Après plus d’une année d’absence au pays, vous voilà de retour. Peut-on connaître l’objet de votre séjour ?
- Oui, c’est vrai, je me suis absenté du pays, pendant plus d’un an. Mon dernier voyage à Brazza remonte, exactement, à décembre 2004. Je suis venu finaliser les clips de mon nouvel album: «Virgule», qui est déjà disponible en CD et cassettes audio, depuis le 14 janvier 2006. Et si tout se déroule comme prévu, je repars en France, le 25 de ce mois.
• Justement, à propos de cet album, pouvez-vous nous le présenter, en quelques mots ?
- «Virgule» est un album de douze titres, avec plusieurs styles de musique. On y trouve des sonorités Rnb, soul, du zouk, de la musique mandingue, c’est-à-dire le style congo-mali, de la rumba un peu fiesta, de la rumba pure qu’on a l’habitude d’écouter, aujourd’hui, et puis du chaud, quoi.
• Peut-on connaître le label qui l’a produit et, éventuellement, celui qui le distribue ?

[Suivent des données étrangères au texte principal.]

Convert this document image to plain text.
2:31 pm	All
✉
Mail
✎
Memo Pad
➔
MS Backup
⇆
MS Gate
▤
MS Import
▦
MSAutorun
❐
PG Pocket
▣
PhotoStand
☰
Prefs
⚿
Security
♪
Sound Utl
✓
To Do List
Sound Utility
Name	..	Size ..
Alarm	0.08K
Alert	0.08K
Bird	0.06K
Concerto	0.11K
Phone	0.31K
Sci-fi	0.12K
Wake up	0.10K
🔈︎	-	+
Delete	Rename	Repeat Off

- Virgule est le fruit d’une coproduction entre la DRTV (Digital Radio Télévision) et Kemi Production qui représente Quentin Moyascko et le groupe Extra Musica International.
Pour ce qui est de la distribution, elle est une exclusivité de Digi-Boutique.
• Tout le monde sait que, jusqu’à peu, le groupe de Quentin Moyascko s’appelait Extra Musica International. Mais, en regardant l’affiche de votre nouvel album, on constate que vous y avez ajouté «Le vrai», pourquoi, le vrai ?
- Pourquoi le vrai ? Eh bien, c’est, tout simplement, parce que je me suis rendu compte qu’il fallait que je rétablisse une certaine vérité sur l’histoire d’Extra Musica ; cette vérité est que c’est là où se trouve Quentin Moyascko qu’il y a le vrai Extra Musica. Donc, ma voix représente le vrai cachet d’Extra Musica.
• Leader d’Extra Musica International, depuis quelques années, vous êtes basé en Europe, précisément à Paris. Comment expliquez-vous que le gros de votre troupe, se trouve ici, à Brazza ?
- Si vous ne le savez pas, je vous informe que j’ai ma petite famille en France.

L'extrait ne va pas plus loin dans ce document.